XVI

Dimos unos pasos en silencio. Después, de repente, un gran estremecimiento se extendió por toda la muchedumbre y llegó hasta los condenados, porque, como las carretas pasaban por la puerta de Saint-Honoré, aunque estuvieran sentados de espaldas y, por consecuencia no pudieran ver el instrumento del suplicio, adivinaron que habían llegado a él.

Yo, por el contrario, noté un sentimiento de alegría; me alcé sobre la punta de mis pies y vi la guillotina que elevaba por encima de todas las cabezas sus dos grandes brazos rojos hacia el cielo, al que tienden todas las grandes cosas.
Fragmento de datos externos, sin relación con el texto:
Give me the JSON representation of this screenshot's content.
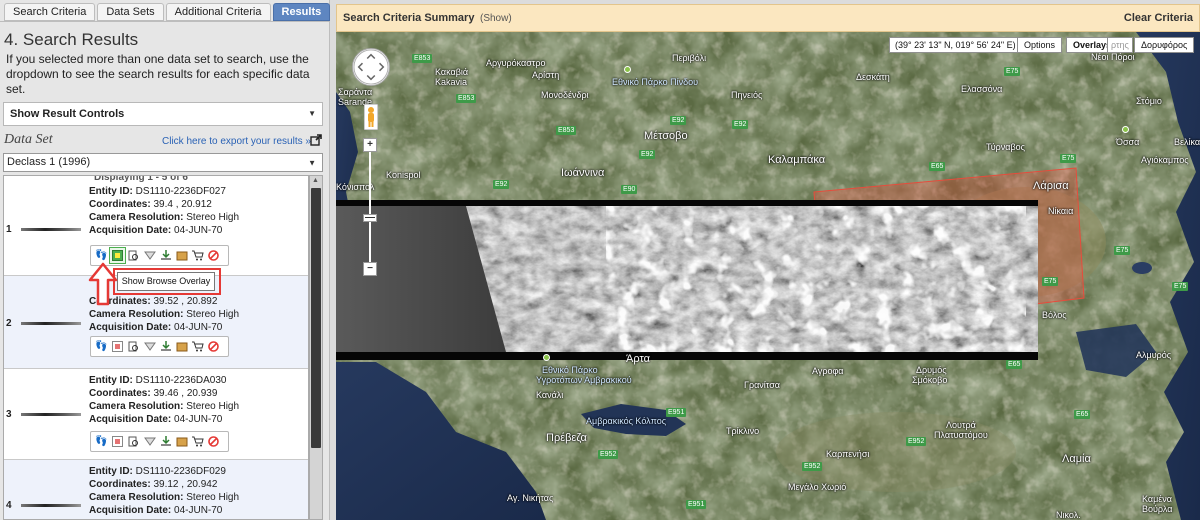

Había llegado a preferir incluso la nada, que tanto aterraba a estos desgraciados, a la duda en que vivía ya más de dos años.

—Hemos llegado, ¿no es así? —preguntó uno de los condenados con una voz triste.

—Dentro de cinco minutos.

—Nos guillotinarán los últimos, porque estamos en la última carreta —dijo otro de estos desgraciados hablándose a sí mismo—. Somos treinta, y a uno por minuto, todavía tenemos media hora de vida.
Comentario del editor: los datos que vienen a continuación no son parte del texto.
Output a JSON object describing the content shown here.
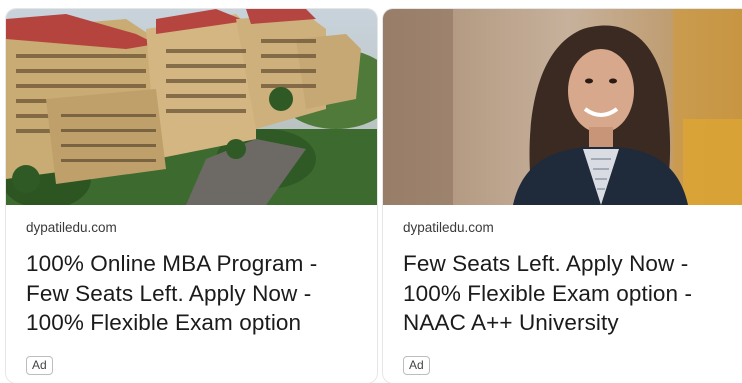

La multitud seguía gritando contra ellos y compadeciéndose de mí; había llegado a ser tan densa que los gendarmes que precedían a las carretas no podían abrirse camino. Fue menester que, desde la plaza de la Revolution, el general Henriot, que vigilaba cerca del cadalso, viniese en persona, con el sable en la mano y seguido de cinco o seis guardias, para abrir paso, lanzando juramentos terribles.
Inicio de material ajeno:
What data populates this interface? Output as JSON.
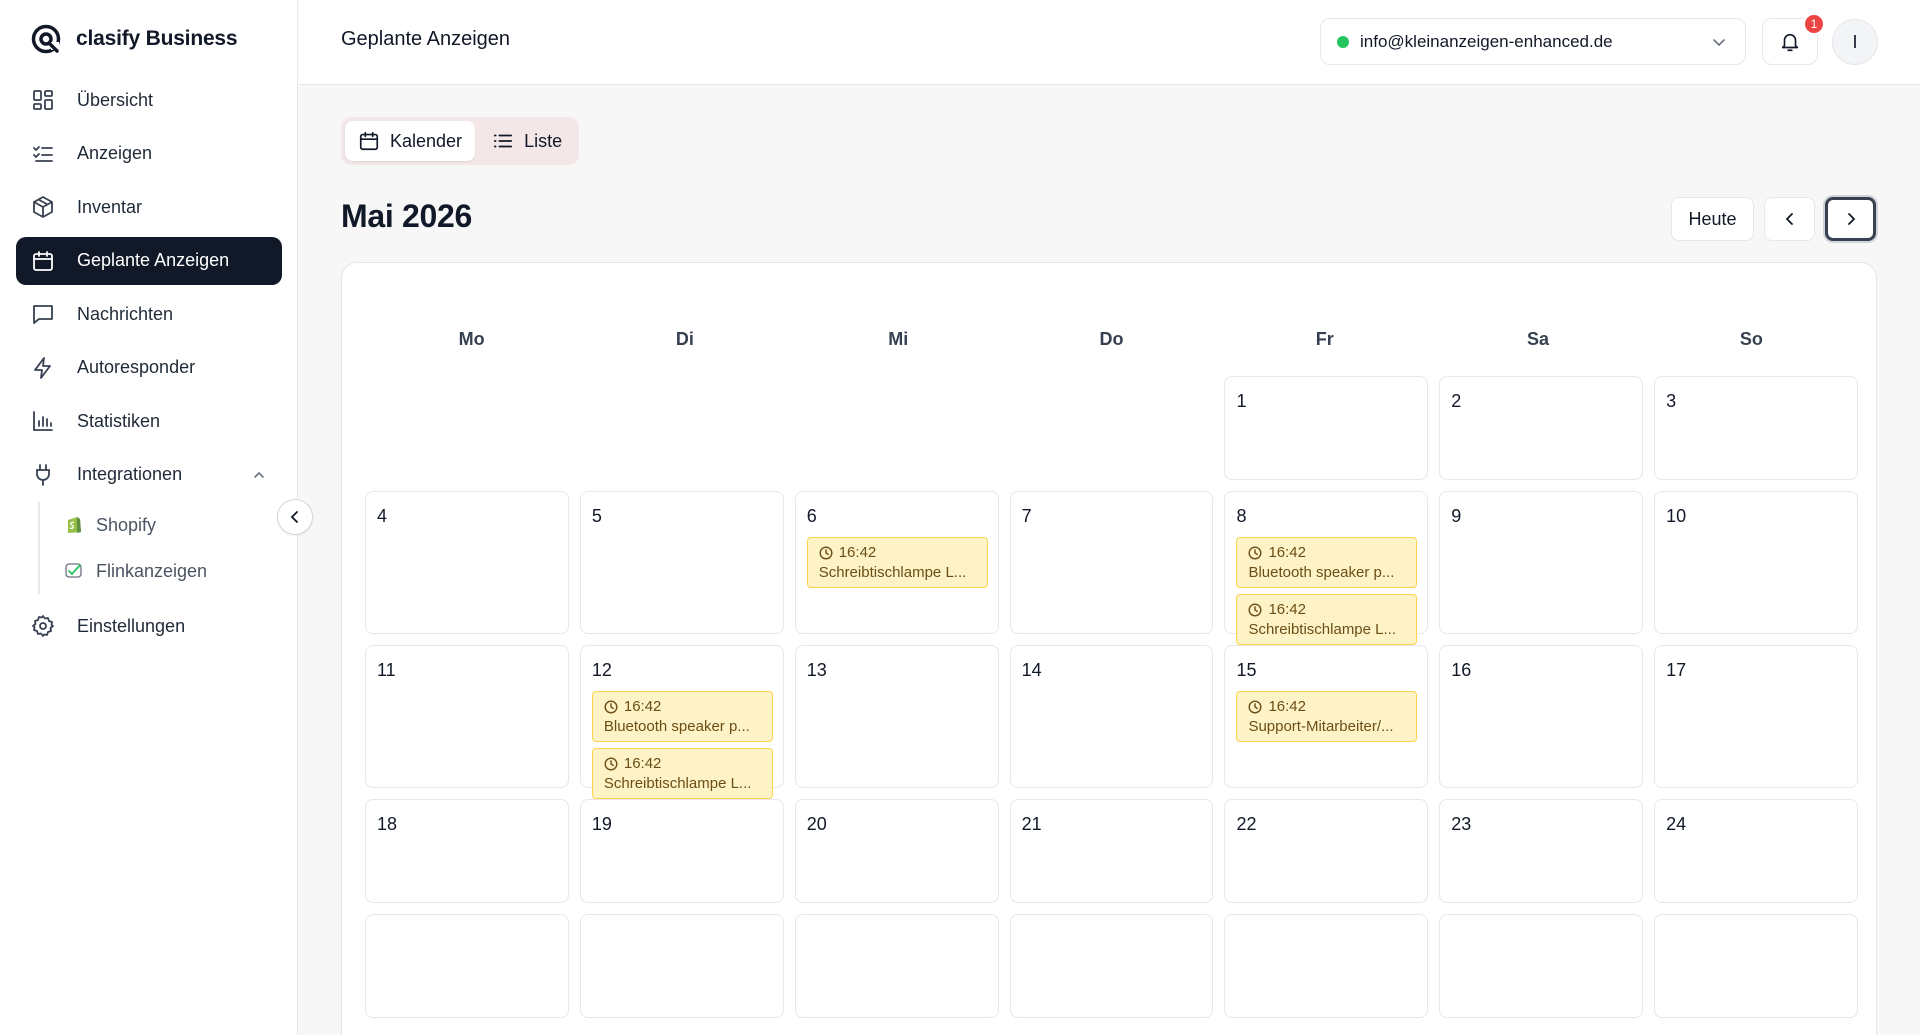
{
  "brand": {
    "name": "clasify Business"
  },
  "sidebar": {
    "items": [
      {
        "label": "Übersicht",
        "icon": "dashboard-icon"
      },
      {
        "label": "Anzeigen",
        "icon": "list-check-icon"
      },
      {
        "label": "Inventar",
        "icon": "box-icon"
      },
      {
        "label": "Geplante Anzeigen",
        "icon": "calendar-icon",
        "active": true
      },
      {
        "label": "Nachrichten",
        "icon": "message-icon"
      },
      {
        "label": "Autoresponder",
        "icon": "bolt-icon"
      },
      {
        "label": "Statistiken",
        "icon": "bar-chart-icon"
      },
      {
        "label": "Integrationen",
        "icon": "plug-icon",
        "expanded": true
      }
    ],
    "sub_items": [
      {
        "label": "Shopify",
        "icon": "shopify-icon"
      },
      {
        "label": "Flinkanzeigen",
        "icon": "flinkanzeigen-icon"
      }
    ],
    "settings": {
      "label": "Einstellungen",
      "icon": "gear-icon"
    }
  },
  "header": {
    "title": "Geplante Anzeigen",
    "account_email": "info@kleinanzeigen-enhanced.de",
    "notification_count": "1",
    "avatar_initial": "I"
  },
  "view_toggle": {
    "calendar": "Kalender",
    "list": "Liste",
    "active": "calendar"
  },
  "calendar": {
    "month_title": "Mai 2026",
    "today_label": "Heute",
    "weekdays": [
      "Mo",
      "Di",
      "Mi",
      "Do",
      "Fr",
      "Sa",
      "So"
    ],
    "weeks": [
      [
        null,
        null,
        null,
        null,
        {
          "day": "1",
          "events": []
        },
        {
          "day": "2",
          "events": []
        },
        {
          "day": "3",
          "events": []
        }
      ],
      [
        {
          "day": "4",
          "events": []
        },
        {
          "day": "5",
          "events": []
        },
        {
          "day": "6",
          "events": [
            {
              "time": "16:42",
              "title": "Schreibtischlampe L..."
            }
          ]
        },
        {
          "day": "7",
          "events": []
        },
        {
          "day": "8",
          "events": [
            {
              "time": "16:42",
              "title": "Bluetooth speaker p..."
            },
            {
              "time": "16:42",
              "title": "Schreibtischlampe L..."
            }
          ]
        },
        {
          "day": "9",
          "events": []
        },
        {
          "day": "10",
          "events": []
        }
      ],
      [
        {
          "day": "11",
          "events": []
        },
        {
          "day": "12",
          "events": [
            {
              "time": "16:42",
              "title": "Bluetooth speaker p..."
            },
            {
              "time": "16:42",
              "title": "Schreibtischlampe L..."
            }
          ]
        },
        {
          "day": "13",
          "events": []
        },
        {
          "day": "14",
          "events": []
        },
        {
          "day": "15",
          "events": [
            {
              "time": "16:42",
              "title": "Support-Mitarbeiter/..."
            }
          ]
        },
        {
          "day": "16",
          "events": []
        },
        {
          "day": "17",
          "events": []
        }
      ],
      [
        {
          "day": "18",
          "events": []
        },
        {
          "day": "19",
          "events": []
        },
        {
          "day": "20",
          "events": []
        },
        {
          "day": "21",
          "events": []
        },
        {
          "day": "22",
          "events": []
        },
        {
          "day": "23",
          "events": []
        },
        {
          "day": "24",
          "events": []
        }
      ],
      [
        {
          "day": "",
          "events": []
        },
        {
          "day": "",
          "events": []
        },
        {
          "day": "",
          "events": []
        },
        {
          "day": "",
          "events": []
        },
        {
          "day": "",
          "events": []
        },
        {
          "day": "",
          "events": []
        },
        {
          "day": "",
          "events": []
        }
      ]
    ]
  },
  "colors": {
    "accent_dark": "#111827",
    "event_bg": "#fef3c7",
    "event_border": "#fcd34d",
    "status_online": "#22c55e",
    "badge": "#ef4444"
  }
}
Lanzó su caballo con tal brutalidad, que, del empuje que le dio su jinete, atropellando a mujeres y niños, llegó hasta la última carreta.

Me vio de pie, en medio de los otros, que estaban arrodillados.

—¿Por qué no estás de rodillas como los otros? —me preguntó. El condenado que me había pedido que rezase por ellos oyó la pregunta y levantó la cabeza:

—Porque nosotros somos culpables y ella es inocente, porque nosotros somos débiles y ella es fuerte, porque nosotros lloramos y ella nos consuela.

—¡Vaya! —gritó Henriot—, así que es una heroína como Carlota Corday o madame Roland; y yo que creía que nos habíamos librado de todos esos viragos.

Después, se dirigió a los carreteros:

—Vamos —les dijo—, el camino está libre, ¡adelante! Y las carretas se pusieron a andar.

Cinco minutos después, la primera carreta se paraba junto al patíbulo.

Las otras se detuvieron con un movimiento sucesivo que se extendió desde la primera hasta la quinta.

Un hombre con carmañola y gorro rojo estaba al pie del cadalso, entre la escalera de la guillotina y las carretas que, una tras otra, llevaban su cargamento.

Llamó en voz alta por su número y nombre a un condenado. El condenado descendía solo, o sostenido por ayudantes, subía a la plataforma, se agitaba un instante, y después desaparecía. Se oía un golpe apagado, después todo había terminado.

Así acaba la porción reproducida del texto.